Wikileaks documents have revealed how Sony, Paramount and 20th Century Fox chose to pursue Perth based iiNet over big players Telstra or Optus in its bid to force ISP’s to block illegals downloads.
Australian Federation Against Copyright Theft Group, originally brought the action in 2008 against iiNet on behalf of some of the biggest Hollywood movie houses including Village Roadshow, Universal Pictures, Warner Bros, Paramount Pictures, Sony Pictures Entertainment, 20th Century Fox and Disney, as well as the Seven Network, in a bid to prevent ‘illegal’ movies and downloads being transmitted through its broadband network.
However, iiNet always argued another court case will not be enough to stop such downloads and called for content to be made legit.
Just released Wikileaks documents from the US Embassy in Canberra now reveal how Hollywood’s major movie houses sought to avoid a clash with “big guns” Telstra BigPond, opting for a smaller ISP ‘battler’ with far less clout, The Australian reports.
“We will monitor this case as it unfolds, for its intellectual property rights implications and also to see whether the ‘AFACT vs the local ISP’ featured attraction spawns a ‘giant American bullies vs little Aussie battlers’ sequel,” the private document states.
Telstra was described in the official cables as ” the still dominant player in telephony and internet, and a company with the financial resources and demonstrated willingness to fight hard and dirty, in court and out”.
The cable was sent by US Ambassador Robert McCallum, a mere ten days after after the case was originally filed in November 2008.
In February this year, Federal Court judge Justice Denis Cowdroy recommended the application be dismissed and AFACT to pay the court costs, finding iiNet not responsible for the infringements of its users or for what customers send over the internet, upholding a judgement made in 2010.

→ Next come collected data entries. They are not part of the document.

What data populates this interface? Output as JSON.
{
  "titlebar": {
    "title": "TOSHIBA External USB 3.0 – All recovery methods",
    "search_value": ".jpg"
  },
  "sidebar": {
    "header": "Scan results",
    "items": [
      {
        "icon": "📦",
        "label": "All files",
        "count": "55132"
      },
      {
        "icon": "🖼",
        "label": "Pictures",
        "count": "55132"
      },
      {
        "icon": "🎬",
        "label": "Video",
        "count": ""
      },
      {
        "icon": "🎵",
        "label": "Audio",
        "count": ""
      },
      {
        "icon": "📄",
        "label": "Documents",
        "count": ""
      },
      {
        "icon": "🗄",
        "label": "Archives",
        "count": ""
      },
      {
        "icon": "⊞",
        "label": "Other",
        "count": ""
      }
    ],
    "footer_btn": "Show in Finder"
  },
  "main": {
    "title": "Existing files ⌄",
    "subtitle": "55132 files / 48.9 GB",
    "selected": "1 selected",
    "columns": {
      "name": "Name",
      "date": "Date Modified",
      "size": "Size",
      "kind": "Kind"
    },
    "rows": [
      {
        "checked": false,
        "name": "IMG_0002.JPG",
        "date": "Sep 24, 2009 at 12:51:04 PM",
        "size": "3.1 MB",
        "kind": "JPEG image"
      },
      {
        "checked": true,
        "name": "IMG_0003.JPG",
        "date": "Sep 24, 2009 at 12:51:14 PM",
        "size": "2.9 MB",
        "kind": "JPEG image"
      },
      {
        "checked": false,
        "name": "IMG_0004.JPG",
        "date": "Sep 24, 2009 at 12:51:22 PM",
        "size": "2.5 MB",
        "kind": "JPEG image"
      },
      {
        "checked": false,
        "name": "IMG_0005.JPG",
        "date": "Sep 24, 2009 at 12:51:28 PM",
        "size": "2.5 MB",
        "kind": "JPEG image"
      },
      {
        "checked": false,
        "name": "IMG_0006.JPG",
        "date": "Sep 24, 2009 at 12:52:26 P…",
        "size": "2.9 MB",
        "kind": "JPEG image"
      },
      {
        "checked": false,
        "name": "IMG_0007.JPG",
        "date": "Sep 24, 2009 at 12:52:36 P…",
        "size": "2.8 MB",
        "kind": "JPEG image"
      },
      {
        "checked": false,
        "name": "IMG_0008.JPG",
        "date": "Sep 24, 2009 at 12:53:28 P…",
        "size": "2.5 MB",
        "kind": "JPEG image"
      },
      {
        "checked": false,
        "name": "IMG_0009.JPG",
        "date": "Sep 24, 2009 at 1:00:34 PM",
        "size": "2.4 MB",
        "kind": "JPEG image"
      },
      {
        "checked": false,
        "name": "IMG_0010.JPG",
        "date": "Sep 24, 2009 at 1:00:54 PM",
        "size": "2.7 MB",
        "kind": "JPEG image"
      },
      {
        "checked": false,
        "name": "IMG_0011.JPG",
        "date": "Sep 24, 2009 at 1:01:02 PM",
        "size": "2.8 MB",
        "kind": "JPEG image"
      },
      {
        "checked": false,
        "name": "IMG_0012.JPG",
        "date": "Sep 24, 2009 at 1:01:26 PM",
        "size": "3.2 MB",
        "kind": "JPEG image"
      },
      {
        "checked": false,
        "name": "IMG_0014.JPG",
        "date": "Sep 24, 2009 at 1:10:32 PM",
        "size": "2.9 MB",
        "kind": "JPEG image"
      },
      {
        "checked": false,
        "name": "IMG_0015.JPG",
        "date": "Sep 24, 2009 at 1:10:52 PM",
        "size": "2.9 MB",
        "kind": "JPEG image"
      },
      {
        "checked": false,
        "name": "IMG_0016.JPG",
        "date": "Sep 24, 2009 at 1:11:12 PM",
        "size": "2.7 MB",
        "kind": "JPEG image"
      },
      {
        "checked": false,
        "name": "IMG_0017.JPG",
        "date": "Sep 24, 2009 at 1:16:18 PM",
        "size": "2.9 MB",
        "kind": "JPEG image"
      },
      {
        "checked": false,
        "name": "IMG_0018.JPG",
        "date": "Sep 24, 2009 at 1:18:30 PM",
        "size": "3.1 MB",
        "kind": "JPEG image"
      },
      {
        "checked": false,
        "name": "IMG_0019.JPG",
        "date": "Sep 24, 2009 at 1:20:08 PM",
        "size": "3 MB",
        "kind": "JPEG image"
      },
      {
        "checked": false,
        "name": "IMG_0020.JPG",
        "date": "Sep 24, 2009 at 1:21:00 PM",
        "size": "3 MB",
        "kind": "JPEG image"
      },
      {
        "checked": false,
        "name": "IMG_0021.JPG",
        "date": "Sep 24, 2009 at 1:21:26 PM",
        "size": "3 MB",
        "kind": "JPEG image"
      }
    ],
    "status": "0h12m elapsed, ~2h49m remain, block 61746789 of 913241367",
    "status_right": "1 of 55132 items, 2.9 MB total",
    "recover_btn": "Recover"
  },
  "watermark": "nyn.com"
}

The ruling was following an appeal by AFACT against the earlier landmark decision.
However, the movie houses, fronted by AFACT,has now been granted special leave to appeal the decision again by the courts, due to kick off on September 9th 2011 in Sydney courts.
The prolonged case is part of a larger effort by content houses to establish a legal precedent globally that would prevent large ISPs in Australia and worldwide from openly allowing online customers access movies and other entertainment material, arguing is essentially illegal.
“The hope for AFACT and the big studios was that a favourable decision would have established an international precedent that could have forced ISPs to tightly police the activities of their customers,” another cable said following the 2010 ruling.
“The studios must now look for other ways to protect their commercial interests. AFACT will likely increase its lobbying of the Australian government for legislative changes.”
The Americans also anticipated illegal downloads would only get worse following the roll out of the NBN, “as the speeds at which copyright theft can take place will literally multiply.”
The documents also reveals AFACT was working directly for Motion Picture Association of America (MPAA) and the Motion Picture Association (MPA), who did not want the direct asociation to be publicly known.
Despite the lead role of AFACT and the inclusion of Australian companies Roadshow and Seven, this is an MPAA/American studios production,” the leaks show.